Sound — 6
Sinéad O'Connor has been a controversial musician since she started releasing albums in the late '80s. She attracts attention to any one of the various causes for which she is an activist by being controversial. For example, in support of feminism, she, for her entire career, shaved her head. In addition, she recently penned a letter to Miley Cyrus decrying her image for trying to make it seem that "it's somehow cool to be prostituted." She is probably most remembered for when she tore an image of the Pope in half during a performance on "Saturday Night Live" to protest the Catholic Church, which earned her a harsh rebuke from NBC, who had no idea she would do that.
With her latest album, "I'm Not Bossy, I'm The Boss," she sustains the attitude with even the title. And, to ice the cake, she dedicated the album to herself. Obviously O'Connor wants to send a message with everything she does. Unsurprisingly, this means that the album is concentrated on the vocals. The guitar parts aren't too shabby and the rest of the instrumentation is somewhat diverse, but in the end it is obvious that the vocals are the driving force of the album. What does degrade the album is that the music sometimes develops around the vocals instead of the other way around.
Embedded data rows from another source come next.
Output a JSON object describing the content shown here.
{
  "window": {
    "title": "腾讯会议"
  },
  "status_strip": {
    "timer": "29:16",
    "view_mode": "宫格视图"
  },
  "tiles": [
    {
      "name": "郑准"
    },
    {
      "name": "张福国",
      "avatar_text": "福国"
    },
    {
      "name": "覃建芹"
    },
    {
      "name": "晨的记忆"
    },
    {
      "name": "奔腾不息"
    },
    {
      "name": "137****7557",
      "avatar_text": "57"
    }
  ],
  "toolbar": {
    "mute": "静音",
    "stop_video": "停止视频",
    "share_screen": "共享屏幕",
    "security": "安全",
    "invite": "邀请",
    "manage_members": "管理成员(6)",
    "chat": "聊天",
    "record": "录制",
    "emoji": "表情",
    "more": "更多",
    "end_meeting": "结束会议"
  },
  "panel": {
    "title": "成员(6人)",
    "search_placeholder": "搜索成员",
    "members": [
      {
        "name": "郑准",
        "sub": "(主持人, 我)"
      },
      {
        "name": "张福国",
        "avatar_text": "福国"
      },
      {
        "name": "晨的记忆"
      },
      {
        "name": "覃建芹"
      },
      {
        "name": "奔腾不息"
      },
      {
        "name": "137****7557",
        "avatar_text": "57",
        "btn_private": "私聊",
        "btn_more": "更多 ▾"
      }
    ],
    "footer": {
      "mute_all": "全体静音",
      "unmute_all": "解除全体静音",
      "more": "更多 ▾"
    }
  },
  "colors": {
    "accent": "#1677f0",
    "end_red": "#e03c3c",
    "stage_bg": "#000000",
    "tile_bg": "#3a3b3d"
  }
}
This generally limits the album from reaching its full potential from a musical standpoint; O'Connor has good ideas, but there are times when she does not give them the room to grow. There are also times when it feels like the music could be used to further personify the lyrics, yet these opportunities are seldom capitalized on. Her light use of keyboards and guitars is oftentimes neither distinct enough to be remembered nor interesting enough to be appreciated on the spot on their own merit.
Considering that Sinéad O'Connor is characterized as a pop musician, her amount of minimalism throughout the album is not too surprising. However, O'Connor walks a fine line. Her simple music may be an attempt to provide a simple base for the vocals to lather over. But there are times when the nondescript music makes for nondescript songs in general and thus the message of the lyrics is lost. For example, one doesn't pay attention to the message in elevator music, one just listens for the peaceful, little groove and then forgets it a couple of seconds later.
There are a couple of intriguing moments, like during "Harbour" when O'Connor starts a hard, fast, driving rock beat with electric guitars that grab the listener's attention. In reality, it is not that the song is hard rock that makes it noteworthy, it is that the music ceases, for the moment to play second fiddle to the vocals.
Production wise, there aren't too many hidden tricks or odd techniques. All of the instruments except the drums are recorded masterfully; the drums lack the clarity of all the other instruments in the mix.
Lyrics — 8
For anyone new to Sinéad O'Connor, her voice is not that impressive. It is not bad, but certainly not at the level that would make someone say, "Wow, what a great singer!" O'Connor's real talent and appeal comes from her lyrics which deal with elevating the rights/individuality of women. Many of the lyrics deal with standing up for the individuality of women as related to relationships with men, usually sexual. As a side note, O'Connor's harmonies are well-placed throughout the album.
Here is a sample of O'Connor's lyrics from "The Voice of My Doctor":
"A giant man of stone is crying.
A gentle lady rests her face.
Her cheek against his, oh so softly,
She's just a figure full of grace.
The voice of my doctor
Keeps interrupting my view
It says 'Oh you've gone and let another
Fool make a fool out of you.'
Oh and I did, I did, yes I did
'Cause you never said you have a girl you love
Oh, you tricked me into thinking that you loved me
You tricked me into making love."
Overall Impression — 6
Personally, this album is just not interesting enough for me to pay attention to the meaning behind the lyrics. I almost view it as a sort of easy listening album that would be best heard on a quiet drive home or maybe in passing at a restaurant or department store. Nevertheless, I think it would be easy enough for someone to be absorbed by the songs and be inclined to learn the lyrics and then sing along, making the album at least average.
Unfortunately, there isn't much to take away from this album in terms of guitar. In terms of listening to great guitar work, there isn't much of that to be found. In terms of learning something useful related to playing the guitar, this album is a good lesson in subtlety and how guitars can be used to texture a song instead of playing a central role. However, at the same time, the lack of very good guitar playing is one of my main disappointments with this album because I believe that there could have been good, prominent guitar work while remaining subtle at the same time.